Black Myth : Wukong a atteint une moyenne de 75-80 FPS à 1440p (super résolution fixée à 75 par le propre benchmark du jeu) en réglages moyens sur mon PC, qui est juste au-dessus des spécifications recommandées avec un i7-9700k et une RTX 2080 Super. J’ai remarqué des bégaiements mineurs et peu fréquents, le jeu a planté une fois et m’a forcé à ALT+F4 une autre fois à cause d’un problème d’animation. La zone finale a occasionnellement fait chuter mon FPS dans les 40 % pour des raisons que je ne dévoilerai pas. Les temps de chargement semblaient longs étant donné que j’ai un bon SSD M.2 NVMe, mais rien de rédhibitoire.
J’étais extrêmement avide de points de compétence dans la première moitié du jeu, mais je me suis vite rendu compte que le fait de maximiser un style de bâton et de s’y tenir me semblait optimal. Les combats bénéficieraient d’une meilleure interaction entre les trois styles. Je n’ai pas eu besoin d’utiliser autre chose que le style de poussée une fois que je l’ai débloqué. Le style pilier me paraissait maladroit et le smash semblait être une poussée encore pire. Chaque style n’a que quelques nœuds pour de nouvelles attaques, et il n’y a malheureusement aucun moyen d’étendre votre combo d’attaque légère, alors préparez-vous à voir la même animation d’attaque un million de fois.
Les combats se ressemblent un peu – la plupart des ennemis normaux sont tellement lents, faibles ou facilement décalés qu’ils ne sont pas menaçants – mais l’enchaînement de Focus heavyies et d’esquives parfaites au ralenti est tellement amusant que je n’ai jamais été près de m’ennuyer. Le design sonore a fait l’objet de beaucoup de travail. Le bruit sourd et boisé de votre bâton frappant un bouclier, le gong résonnant des monstres à la peau de fer qui se fissurent, le souffle vitreux lorsque vous tournez autour d’un boss au ralenti – vous ressentez ce genre de détails dans le feu de l’action, comme de minuscules récompenses pour avoir bien joué, et cela rend les duels encore plus percutants.

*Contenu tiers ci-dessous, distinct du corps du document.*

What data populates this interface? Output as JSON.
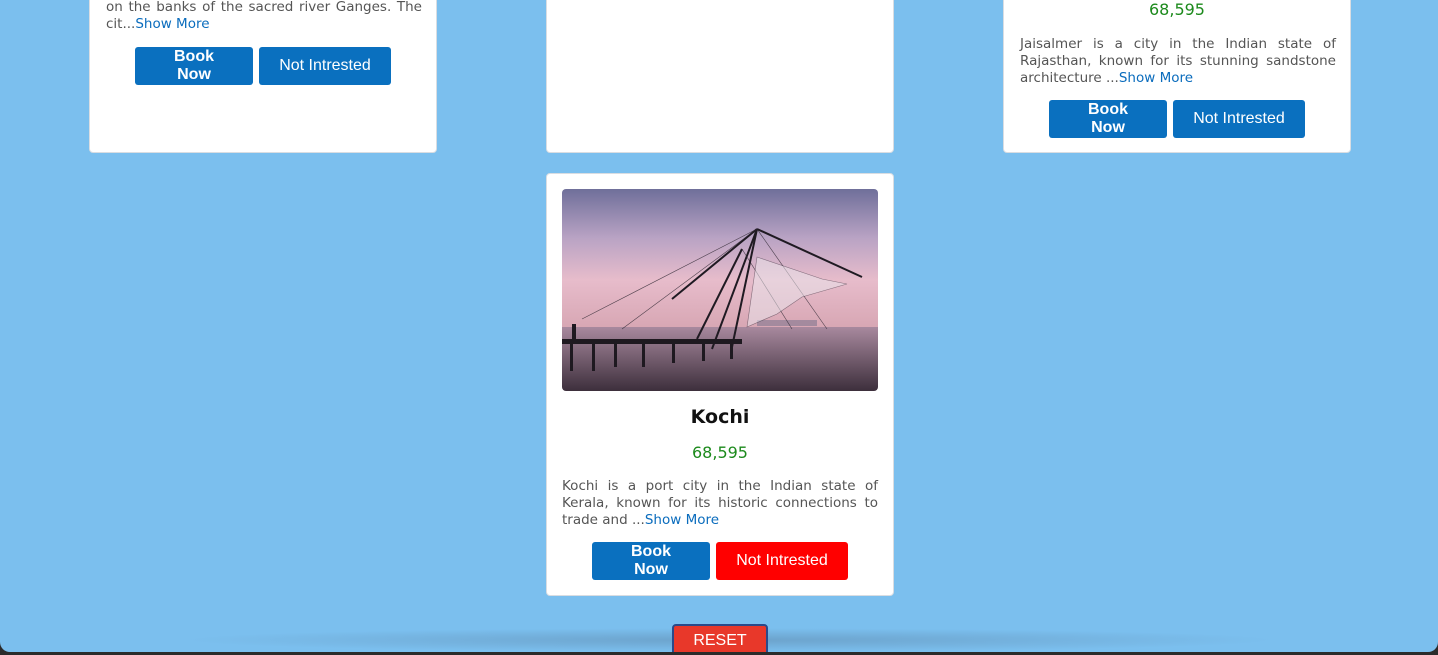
{
  "cards": {
    "left": {
      "desc_text": "on the banks of the sacred river Ganges. The cit...",
      "show_more": "Show More",
      "book_label": "Book Now",
      "not_label": "Not Intrested"
    },
    "right": {
      "price": "68,595",
      "desc_text": "Jaisalmer is a city in the Indian state of Rajasthan, known for its stunning sandstone architecture ...",
      "show_more": "Show More",
      "book_label": "Book Now",
      "not_label": "Not Intrested"
    },
    "kochi": {
      "title": "Kochi",
      "price": "68,595",
      "desc_text": "Kochi is a port city in the Indian state of Kerala, known for its historic connections to trade and ...",
      "show_more": "Show More",
      "book_label": "Book Now",
      "not_label": "Not Intrested"
    }
  },
  "reset_label": "RESET",
  "colors": {
    "background": "#7bbfee",
    "primary_button": "#0a70bf",
    "not_interested_active": "#ff0000",
    "price": "#1c8a1c",
    "link": "#0a6cbd",
    "reset": "#e8382a"
  }
}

Black Myth : Wukong est à son meilleur dans les combats de boss. Il y a des dizaines et des dizaines de boss, parfois dos à dos, et la plupart d’entre eux sont de véritables spectacles. Certains sont rabâchés, mais le festin audiovisuel est délicieux. Les niveaux ressemblent parfois à de simples amuse-gueules avant le prochain boss. J’ai notamment battu la plupart des boss du premier coup. Pour mettre la difficulté en perspective, le dernier boss m’a pris deux tentatives. Le boss optionnel le plus difficile que j’ai trouvé m’a pris sept ou huit essais. Je suis bon dans les RPG d’action, mais je ne suis pas le Dieu Roi de l’Espace, donc comme je l’ai dit, ce jeu n’est pas très difficile, bien que certains boss semblent avoir des hitboxes comiquement mauvaises. La chose qui m’a le plus tué est une section de plateforme franchement horrible qui est heureusement la seule de ce genre.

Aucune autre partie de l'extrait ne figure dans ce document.